I believe the key here is that they look the same. Here is a small program I wrote to show the difference:
#include <opencv2/core/core.hpp>
#include <opencv2/highgui/highgui.hpp>
#include <opencv2/imgproc/imgproc.hpp>
#include <iostream>
using namespace std;
using namespace cv;
int main(int argc, char** argv)
{
Mat before = imread("qrcode.png", 0);
Mat dist;
distanceTransform(before, dist, CV_DIST_L2, 3);
imshow("before", before);
imshow("non-normalized", dist);
normalize(dist, dist, 0.0, 1.0, NORM_MINMAX);
imshow("normalized", dist);
waitKey();
return 0;
}
In the non-normalized image, you see this:
which doesn't really look like it changed anything, but the distance steps are very small compared to the overall range of values [0, 255] (due to imshow converting the image from 32-bit float to 8-bits for display), we can't see the differences, so let's normalize it...
Now we get this:
The values themselves should be correct, but when displayed you will need to normalize the image to see the difference.
EDIT :
Here is a small 10x10 sample from the upper-left corner of the dist matrix show that the values are in fact different:
[10.954346, 10.540054, 10.125763, 9.7114716, 9.2971802, 8.8828888, 8.4685974, 8.054306, 7.6400146, 7.6400146;
10.540054, 9.5850525, 9.1707611, 8.7564697, 8.3421783, 7.927887, 7.5135956, 7.0993042, 6.6850128, 6.6850128;
10.125763, 9.1707611, 8.2157593, 7.8014679, 7.3871765, 6.9728851, 6.5585938, 6.1443024, 5.730011, 5.730011;
9.7114716, 8.7564697, 7.8014679, 6.8464661, 6.4321747, 6.0178833, 5.6035919, 5.1893005, 4.7750092, 4.7750092;
9.2971802, 8.3421783, 7.3871765, 6.4321747, 5.4771729, 5.0628815, 4.6485901, 4.2342987, 3.8200073, 3.8200073;
8.8828888, 7.927887, 6.9728851, 6.0178833, 5.0628815, 4.1078796, 3.6935883, 3.2792969, 2.8650055, 2.8650055;
8.4685974, 7.5135956, 6.5585938, 5.6035919, 4.6485901, 3.6935883, 2.7385864, 2.324295, 1.9100037, 1.9100037;
8.054306, 7.0993042, 6.1443024, 5.1893005, 4.2342987, 3.2792969, 2.324295, 1.3692932, 0.95500183, 0.95500183;
7.6400146, 6.6850128, 5.730011, 4.7750092, 3.8200073, 2.8650055, 1.9100037, 0.95500183, 0, 0;
7.6400146, 6.6850128, 5.730011, 4.7750092, 3.8200073, 2.8650055, 1.9100037, 0.95500183, 0, 0]

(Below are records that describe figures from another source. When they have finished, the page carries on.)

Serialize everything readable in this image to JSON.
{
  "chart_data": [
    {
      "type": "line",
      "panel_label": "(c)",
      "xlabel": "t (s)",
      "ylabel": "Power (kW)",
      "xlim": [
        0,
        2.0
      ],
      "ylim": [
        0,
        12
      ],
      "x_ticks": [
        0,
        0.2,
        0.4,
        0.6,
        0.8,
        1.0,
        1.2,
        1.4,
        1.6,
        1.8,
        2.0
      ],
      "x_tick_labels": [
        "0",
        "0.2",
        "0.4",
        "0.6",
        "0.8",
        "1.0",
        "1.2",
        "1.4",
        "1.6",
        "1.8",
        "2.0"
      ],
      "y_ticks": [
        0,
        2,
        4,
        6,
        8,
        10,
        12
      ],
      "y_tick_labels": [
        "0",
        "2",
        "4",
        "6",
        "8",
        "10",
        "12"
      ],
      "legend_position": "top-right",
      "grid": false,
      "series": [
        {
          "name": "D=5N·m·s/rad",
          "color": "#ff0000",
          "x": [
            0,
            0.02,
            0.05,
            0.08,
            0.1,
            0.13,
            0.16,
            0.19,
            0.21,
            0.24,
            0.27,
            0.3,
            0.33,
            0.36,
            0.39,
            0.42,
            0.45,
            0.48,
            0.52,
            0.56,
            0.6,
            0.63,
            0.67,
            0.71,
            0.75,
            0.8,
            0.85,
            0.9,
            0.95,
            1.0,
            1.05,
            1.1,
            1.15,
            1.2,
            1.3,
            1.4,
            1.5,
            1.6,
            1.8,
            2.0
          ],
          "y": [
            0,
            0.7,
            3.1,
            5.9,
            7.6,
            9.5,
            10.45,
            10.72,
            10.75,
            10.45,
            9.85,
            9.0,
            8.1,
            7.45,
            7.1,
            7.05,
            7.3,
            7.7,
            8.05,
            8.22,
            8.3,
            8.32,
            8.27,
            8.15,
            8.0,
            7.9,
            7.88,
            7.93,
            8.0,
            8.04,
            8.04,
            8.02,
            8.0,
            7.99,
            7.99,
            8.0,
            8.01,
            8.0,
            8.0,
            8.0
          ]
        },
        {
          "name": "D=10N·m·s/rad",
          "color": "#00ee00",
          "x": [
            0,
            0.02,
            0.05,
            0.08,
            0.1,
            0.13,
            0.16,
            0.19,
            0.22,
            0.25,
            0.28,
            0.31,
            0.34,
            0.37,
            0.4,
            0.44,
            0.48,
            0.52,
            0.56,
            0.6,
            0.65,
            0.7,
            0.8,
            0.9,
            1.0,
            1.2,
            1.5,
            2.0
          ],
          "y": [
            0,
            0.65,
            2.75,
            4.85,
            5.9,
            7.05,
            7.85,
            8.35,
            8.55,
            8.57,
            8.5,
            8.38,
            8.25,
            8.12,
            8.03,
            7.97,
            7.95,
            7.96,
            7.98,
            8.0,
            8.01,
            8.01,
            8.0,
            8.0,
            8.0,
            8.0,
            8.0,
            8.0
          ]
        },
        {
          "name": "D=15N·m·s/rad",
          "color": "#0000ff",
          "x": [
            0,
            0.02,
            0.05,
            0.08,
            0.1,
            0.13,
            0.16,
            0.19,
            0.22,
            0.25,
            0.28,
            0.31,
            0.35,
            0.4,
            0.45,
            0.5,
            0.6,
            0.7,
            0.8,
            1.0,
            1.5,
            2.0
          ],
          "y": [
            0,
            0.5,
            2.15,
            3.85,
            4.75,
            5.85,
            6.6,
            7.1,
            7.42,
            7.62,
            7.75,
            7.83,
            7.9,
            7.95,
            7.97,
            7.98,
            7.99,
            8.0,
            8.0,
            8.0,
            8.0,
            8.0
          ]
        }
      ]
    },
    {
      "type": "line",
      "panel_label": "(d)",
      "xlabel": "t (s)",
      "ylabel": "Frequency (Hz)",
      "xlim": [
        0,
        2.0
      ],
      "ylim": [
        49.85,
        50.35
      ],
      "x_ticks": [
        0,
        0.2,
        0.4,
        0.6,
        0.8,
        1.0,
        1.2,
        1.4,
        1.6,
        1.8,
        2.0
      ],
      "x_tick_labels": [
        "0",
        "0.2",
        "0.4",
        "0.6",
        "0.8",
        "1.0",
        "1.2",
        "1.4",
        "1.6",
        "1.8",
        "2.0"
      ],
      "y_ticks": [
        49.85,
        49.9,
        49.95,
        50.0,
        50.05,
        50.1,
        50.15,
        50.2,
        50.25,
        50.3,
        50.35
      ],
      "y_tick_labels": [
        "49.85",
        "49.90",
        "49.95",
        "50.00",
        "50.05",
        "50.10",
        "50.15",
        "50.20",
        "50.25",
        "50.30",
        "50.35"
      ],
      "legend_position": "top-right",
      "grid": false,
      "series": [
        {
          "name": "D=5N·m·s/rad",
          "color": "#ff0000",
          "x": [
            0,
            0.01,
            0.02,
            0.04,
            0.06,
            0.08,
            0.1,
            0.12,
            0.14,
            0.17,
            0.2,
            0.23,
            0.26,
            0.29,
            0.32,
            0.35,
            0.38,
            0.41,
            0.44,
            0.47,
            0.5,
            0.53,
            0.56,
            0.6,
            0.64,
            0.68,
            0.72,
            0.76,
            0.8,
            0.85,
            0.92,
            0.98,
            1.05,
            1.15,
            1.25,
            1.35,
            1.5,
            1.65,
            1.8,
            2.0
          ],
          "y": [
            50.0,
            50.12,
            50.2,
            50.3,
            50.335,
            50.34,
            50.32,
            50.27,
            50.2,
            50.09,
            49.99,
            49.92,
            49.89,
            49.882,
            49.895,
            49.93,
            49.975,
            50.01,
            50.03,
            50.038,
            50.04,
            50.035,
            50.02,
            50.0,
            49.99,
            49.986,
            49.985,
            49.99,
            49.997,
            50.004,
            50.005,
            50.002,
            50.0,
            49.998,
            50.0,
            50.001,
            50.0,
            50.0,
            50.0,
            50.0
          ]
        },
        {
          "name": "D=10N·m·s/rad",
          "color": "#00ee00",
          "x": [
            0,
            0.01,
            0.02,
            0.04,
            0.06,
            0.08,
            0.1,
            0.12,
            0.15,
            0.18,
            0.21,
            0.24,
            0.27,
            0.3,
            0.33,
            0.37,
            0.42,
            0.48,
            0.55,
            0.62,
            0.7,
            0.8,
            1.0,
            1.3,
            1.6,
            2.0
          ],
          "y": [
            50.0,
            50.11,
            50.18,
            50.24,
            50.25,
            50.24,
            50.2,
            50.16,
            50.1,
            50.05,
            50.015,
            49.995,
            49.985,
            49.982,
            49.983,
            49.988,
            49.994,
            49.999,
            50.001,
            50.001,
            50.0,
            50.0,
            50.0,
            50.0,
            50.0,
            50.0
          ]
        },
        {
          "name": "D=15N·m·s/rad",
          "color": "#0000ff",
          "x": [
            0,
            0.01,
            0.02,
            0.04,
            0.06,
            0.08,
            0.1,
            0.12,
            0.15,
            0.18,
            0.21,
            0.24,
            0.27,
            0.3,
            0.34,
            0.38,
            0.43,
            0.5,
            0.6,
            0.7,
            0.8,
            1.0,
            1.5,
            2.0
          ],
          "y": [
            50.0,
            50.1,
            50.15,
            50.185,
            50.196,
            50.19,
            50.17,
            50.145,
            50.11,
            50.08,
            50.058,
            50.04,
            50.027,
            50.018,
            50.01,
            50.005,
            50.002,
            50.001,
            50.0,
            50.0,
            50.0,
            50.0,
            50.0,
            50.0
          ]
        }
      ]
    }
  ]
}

I just figured this one out.
The OpenCV distanceTransform
Calculates the distance to the closest zero pixel for each pixel of
the source image.
and so it expects your edges image to be negative.
All you need to do is to negate your edges image:
edges = 255 - edges;
You can print this values using this code before normalize function:
for(int x=0; x<10;x++)
{
cout<<endl;
for(int y=0; y<10;y++)
cout<<std::setw(10)<<dist.at<float>(x, y);
}
Mat formats
Input: CV_8U
Dist: CV_32F
Normalized: CV_8U
normalize(Mat_dist, Mat_norm, 0, 255, NORM_MINMAX, CV_8U);
If you want to visualize the result, you need to scale the normalization to 0 ... 255 and not to 0 ... 1 or everything will seem black. Using imshow(); on a scaled to 0 ... 1 image will work but may cause problmes in the next processing steps. Al least it did in my case.